With no land, no support networks and decreasing access to education, the children of migrating farmers are in danger of being trapped in a cycle of poverty, Halima Sagito explained. They will form the next genera­tion of welfare dependants for the nation to deal with.

For the most part, biofuel companies say they will be pursuing socially responsible practices to produce win-win situations for both investors and farmers.
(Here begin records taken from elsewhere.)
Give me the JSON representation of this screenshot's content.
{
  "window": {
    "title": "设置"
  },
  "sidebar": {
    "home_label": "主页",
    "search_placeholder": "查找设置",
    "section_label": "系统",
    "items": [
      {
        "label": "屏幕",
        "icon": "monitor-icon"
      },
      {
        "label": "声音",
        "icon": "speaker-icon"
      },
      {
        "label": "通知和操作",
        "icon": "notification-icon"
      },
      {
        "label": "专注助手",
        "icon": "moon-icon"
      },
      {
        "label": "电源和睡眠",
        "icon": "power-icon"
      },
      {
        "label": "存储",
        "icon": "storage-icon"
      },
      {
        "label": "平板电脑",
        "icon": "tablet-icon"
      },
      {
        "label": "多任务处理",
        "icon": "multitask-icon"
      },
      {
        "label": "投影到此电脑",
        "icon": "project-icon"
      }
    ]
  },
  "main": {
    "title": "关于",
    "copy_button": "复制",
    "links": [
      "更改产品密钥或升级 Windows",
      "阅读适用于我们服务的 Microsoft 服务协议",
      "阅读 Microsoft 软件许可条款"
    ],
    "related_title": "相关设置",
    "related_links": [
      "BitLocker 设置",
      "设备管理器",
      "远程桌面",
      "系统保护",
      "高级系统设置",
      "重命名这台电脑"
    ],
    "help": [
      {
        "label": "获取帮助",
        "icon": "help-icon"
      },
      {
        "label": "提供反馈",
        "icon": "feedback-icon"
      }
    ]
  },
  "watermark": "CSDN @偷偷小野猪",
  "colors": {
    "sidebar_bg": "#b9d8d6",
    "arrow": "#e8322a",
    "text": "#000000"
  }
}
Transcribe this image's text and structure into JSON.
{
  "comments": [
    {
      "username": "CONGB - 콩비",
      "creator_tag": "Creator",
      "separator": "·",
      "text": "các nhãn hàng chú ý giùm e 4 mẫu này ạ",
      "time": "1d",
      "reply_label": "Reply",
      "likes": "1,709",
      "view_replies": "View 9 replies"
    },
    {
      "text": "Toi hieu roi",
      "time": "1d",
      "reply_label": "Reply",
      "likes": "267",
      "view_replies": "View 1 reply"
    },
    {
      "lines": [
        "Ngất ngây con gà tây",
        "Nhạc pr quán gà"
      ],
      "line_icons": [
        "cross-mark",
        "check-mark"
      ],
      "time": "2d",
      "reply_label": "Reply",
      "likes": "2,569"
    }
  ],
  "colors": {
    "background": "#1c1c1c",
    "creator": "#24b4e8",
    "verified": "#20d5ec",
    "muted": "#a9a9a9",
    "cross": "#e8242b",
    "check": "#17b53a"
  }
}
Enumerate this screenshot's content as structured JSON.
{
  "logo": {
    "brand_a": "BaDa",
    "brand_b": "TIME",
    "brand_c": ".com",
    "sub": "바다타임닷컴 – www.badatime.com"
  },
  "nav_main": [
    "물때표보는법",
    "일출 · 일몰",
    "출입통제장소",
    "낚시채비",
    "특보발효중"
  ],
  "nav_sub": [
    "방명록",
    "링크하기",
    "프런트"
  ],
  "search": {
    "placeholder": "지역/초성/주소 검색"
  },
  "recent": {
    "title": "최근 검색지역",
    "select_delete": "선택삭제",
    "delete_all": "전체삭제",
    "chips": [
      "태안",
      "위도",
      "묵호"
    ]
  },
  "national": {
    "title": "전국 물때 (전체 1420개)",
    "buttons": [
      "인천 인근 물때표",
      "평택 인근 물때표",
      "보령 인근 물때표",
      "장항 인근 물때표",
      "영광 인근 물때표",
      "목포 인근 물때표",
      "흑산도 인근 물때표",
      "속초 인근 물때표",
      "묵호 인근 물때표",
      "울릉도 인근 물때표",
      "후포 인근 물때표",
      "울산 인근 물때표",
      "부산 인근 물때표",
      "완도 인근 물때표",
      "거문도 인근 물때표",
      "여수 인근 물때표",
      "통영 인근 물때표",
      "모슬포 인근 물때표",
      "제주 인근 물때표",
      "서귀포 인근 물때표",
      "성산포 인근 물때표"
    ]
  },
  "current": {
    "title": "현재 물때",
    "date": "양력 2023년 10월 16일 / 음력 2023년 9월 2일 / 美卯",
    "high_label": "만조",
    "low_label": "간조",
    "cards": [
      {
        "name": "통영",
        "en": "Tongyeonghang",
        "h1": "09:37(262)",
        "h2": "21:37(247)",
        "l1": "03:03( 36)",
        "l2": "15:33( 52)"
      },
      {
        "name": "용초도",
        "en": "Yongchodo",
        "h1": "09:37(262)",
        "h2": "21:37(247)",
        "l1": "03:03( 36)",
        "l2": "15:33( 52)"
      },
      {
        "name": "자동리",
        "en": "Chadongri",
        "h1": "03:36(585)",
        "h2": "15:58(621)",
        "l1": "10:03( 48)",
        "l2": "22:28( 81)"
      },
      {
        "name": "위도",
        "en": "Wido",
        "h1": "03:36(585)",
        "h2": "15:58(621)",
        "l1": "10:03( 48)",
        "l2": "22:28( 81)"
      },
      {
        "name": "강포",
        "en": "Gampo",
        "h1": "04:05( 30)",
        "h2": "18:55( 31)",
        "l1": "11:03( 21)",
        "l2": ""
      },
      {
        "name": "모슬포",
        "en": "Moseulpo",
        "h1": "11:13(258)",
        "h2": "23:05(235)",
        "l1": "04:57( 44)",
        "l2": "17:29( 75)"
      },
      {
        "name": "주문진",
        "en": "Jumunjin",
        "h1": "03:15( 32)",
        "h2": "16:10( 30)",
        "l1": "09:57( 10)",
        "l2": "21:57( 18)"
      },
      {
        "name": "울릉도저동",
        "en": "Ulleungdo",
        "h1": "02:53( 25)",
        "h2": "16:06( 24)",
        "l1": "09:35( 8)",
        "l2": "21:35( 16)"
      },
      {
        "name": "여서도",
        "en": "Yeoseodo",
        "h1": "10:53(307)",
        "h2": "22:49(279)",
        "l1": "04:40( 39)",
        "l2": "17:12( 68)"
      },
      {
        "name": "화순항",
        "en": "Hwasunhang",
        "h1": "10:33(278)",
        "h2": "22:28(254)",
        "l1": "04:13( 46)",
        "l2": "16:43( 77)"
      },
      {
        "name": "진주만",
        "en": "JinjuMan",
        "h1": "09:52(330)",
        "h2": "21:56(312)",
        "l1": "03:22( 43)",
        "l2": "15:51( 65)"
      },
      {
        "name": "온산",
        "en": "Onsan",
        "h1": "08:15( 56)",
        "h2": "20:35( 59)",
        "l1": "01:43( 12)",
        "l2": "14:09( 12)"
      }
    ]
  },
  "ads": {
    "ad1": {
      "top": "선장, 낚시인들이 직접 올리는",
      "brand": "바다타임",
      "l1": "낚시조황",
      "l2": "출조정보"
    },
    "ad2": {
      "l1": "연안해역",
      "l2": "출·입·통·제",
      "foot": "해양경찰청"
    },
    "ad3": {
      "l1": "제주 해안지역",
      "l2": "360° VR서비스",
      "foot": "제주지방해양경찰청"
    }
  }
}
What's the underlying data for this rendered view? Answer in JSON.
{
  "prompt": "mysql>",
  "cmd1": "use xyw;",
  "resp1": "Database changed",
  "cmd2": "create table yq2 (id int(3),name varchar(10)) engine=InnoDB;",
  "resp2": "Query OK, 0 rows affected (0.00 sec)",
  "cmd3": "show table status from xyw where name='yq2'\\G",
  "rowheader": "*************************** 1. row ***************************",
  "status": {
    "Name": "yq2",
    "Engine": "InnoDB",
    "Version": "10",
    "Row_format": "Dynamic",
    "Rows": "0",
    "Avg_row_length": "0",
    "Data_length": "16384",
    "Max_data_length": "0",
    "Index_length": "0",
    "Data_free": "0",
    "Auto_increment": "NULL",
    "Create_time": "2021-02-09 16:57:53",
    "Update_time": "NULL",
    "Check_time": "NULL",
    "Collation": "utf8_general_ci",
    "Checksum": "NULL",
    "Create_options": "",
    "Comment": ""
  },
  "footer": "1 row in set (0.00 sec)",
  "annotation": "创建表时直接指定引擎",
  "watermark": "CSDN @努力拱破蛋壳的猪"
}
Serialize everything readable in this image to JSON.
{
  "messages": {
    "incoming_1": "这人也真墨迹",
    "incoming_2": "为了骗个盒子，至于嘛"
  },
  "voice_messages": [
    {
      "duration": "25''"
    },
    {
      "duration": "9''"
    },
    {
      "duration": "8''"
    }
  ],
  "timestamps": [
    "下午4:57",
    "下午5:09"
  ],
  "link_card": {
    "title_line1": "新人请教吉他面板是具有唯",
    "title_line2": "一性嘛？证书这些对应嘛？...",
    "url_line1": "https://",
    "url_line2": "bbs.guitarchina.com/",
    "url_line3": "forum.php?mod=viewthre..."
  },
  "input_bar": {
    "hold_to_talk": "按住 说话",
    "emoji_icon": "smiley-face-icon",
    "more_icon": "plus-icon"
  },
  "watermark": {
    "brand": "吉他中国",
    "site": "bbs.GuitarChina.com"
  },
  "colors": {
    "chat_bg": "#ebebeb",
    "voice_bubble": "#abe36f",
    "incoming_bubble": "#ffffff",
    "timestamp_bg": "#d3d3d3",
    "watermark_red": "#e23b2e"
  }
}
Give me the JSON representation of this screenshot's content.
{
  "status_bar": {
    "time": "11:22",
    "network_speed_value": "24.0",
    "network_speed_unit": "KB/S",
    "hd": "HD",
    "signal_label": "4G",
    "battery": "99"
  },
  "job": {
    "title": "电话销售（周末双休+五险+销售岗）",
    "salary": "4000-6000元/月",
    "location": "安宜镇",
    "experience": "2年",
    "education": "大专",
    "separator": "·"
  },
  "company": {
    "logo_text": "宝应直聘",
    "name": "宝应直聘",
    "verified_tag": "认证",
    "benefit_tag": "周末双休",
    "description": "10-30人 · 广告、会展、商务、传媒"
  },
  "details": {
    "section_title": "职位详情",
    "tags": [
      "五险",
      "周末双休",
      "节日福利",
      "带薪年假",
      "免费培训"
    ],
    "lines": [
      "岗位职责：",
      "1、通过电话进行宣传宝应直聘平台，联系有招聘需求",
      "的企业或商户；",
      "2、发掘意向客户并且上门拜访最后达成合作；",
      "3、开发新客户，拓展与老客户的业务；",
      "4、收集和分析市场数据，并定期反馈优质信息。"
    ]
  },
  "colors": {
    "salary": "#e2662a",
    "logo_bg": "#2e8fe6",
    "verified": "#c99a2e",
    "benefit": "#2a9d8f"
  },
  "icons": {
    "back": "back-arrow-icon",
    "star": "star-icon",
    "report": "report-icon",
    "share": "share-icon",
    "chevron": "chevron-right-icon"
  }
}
They outline development projects for local infrastructure, aim to increase productivity, modernise farming and bring important new knowledge to developing countries.

Good intentions or not, the reality, how­ever, is still too often one of increasing hard­ship and future uncertainty for those involved.

For now, chief Sumani Amidu of Kpachaa, is keeping up the hard work in the fields trying to provide for the village’s daily needs.

He is giving the biofuel company two more years to reinvigorate production on the farmlands before he leaves the sinking ship by that time the last of the biofuel crops will be dead.

In Ibrahim Habibu’s case, he is simply not happy about life anymore, he stated.

He has lost all his dreams, all his hopes about the future. The only thing that keeps him going is a small amount of casual labour – carrying concrete and bricks now and then. A very insecure way of living, Mr Habibu emphasised: “If you don’t work, you don’t’ get any money and you can’t live. It’s that simple.”